ABUJA (Reuters) - Nigerian President Goodluck Jonathan sought to allay fears on Friday that the nation’s worst floods in at least five decades would trigger a food crisis because of damage to crops.
Jonathan, who this month toured some parts of Africa’s most populous nation that have been submerged by floods he has described as a ‘national disaster’, spoke to journalists and other visitors to the presidential villa.
“People should not be afraid that there will be hunger in the land ... We have enough grains in our reserves,” he said, when asked about the impact of the floods on food production.
“Some selfish people are already hoarding grains ... but they are doing that to their disadvantage,” he said.
At least 140 people have been killed, hundreds of thousands displaced and tens of thousands of hectares of farmland have been submerged since the start of July, emergency officials say, after several major rivers burst their banks.

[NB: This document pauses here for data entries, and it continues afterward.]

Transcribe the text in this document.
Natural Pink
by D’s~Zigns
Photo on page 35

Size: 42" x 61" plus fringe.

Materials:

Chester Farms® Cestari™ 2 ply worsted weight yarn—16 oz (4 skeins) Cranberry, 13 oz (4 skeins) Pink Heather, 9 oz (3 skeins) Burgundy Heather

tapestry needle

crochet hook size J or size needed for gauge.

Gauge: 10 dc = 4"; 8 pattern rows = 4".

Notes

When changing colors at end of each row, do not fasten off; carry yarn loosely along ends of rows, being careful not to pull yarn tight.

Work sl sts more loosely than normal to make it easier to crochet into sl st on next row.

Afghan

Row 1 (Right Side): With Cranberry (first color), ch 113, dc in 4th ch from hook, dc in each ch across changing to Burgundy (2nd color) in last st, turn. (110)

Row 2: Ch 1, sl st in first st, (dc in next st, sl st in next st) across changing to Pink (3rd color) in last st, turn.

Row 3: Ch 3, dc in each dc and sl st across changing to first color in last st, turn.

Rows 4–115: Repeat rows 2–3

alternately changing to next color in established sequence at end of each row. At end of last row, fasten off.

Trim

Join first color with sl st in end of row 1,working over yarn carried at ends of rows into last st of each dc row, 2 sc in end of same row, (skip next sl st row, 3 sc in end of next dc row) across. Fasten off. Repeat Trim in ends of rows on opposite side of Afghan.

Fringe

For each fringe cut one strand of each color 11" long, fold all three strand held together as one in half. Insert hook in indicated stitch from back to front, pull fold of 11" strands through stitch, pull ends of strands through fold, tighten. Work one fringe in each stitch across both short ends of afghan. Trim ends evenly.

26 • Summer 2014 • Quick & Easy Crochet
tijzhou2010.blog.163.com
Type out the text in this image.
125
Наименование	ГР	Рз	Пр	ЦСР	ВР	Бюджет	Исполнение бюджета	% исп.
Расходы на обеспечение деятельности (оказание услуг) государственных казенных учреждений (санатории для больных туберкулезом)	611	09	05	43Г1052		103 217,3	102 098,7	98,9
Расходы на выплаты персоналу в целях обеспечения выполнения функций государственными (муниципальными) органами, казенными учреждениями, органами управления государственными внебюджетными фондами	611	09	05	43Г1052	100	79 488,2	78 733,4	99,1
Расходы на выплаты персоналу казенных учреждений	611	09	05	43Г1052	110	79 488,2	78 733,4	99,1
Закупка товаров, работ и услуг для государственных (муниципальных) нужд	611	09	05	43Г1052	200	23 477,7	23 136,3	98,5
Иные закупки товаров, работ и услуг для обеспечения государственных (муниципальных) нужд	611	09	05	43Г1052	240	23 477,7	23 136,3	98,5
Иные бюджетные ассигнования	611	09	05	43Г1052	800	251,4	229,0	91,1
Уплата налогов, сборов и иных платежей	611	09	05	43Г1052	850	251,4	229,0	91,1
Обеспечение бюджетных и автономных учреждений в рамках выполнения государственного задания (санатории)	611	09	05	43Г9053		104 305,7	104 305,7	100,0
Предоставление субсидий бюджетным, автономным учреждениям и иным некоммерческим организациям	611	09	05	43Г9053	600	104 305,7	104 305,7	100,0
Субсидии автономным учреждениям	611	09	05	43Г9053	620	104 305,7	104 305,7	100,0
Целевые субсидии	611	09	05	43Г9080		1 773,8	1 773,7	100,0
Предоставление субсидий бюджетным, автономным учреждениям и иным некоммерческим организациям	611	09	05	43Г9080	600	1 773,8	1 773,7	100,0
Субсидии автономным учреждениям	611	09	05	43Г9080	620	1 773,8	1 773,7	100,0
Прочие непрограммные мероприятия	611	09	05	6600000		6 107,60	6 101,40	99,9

Flooding in the oil rich Niger Delta, where Africa’s third longest river flows into the Atlantic ocean, has disrupted oil production to the tune of around 500,000 barrels per day (bpd) — more than a fifth of Nigeria’s output — according to the Department of Petroleum Resources.
French oil firm Total says it stopped oil and gas production on its onshore OML 58 block due to floods, declaring force majeure on supplies of liquefied natural gas (LNG).
Nigeria, which gets heavy tropical rains from May to September, often suffers seasonal flash floods. But the sheer scale of the devastation this year has shocked people. Local TV stations have beamed images of towns and cities under water.
A cocoa industry body said last month that cocoa output would fall far short of a 300,000 tonne target for last season because of excessive rains.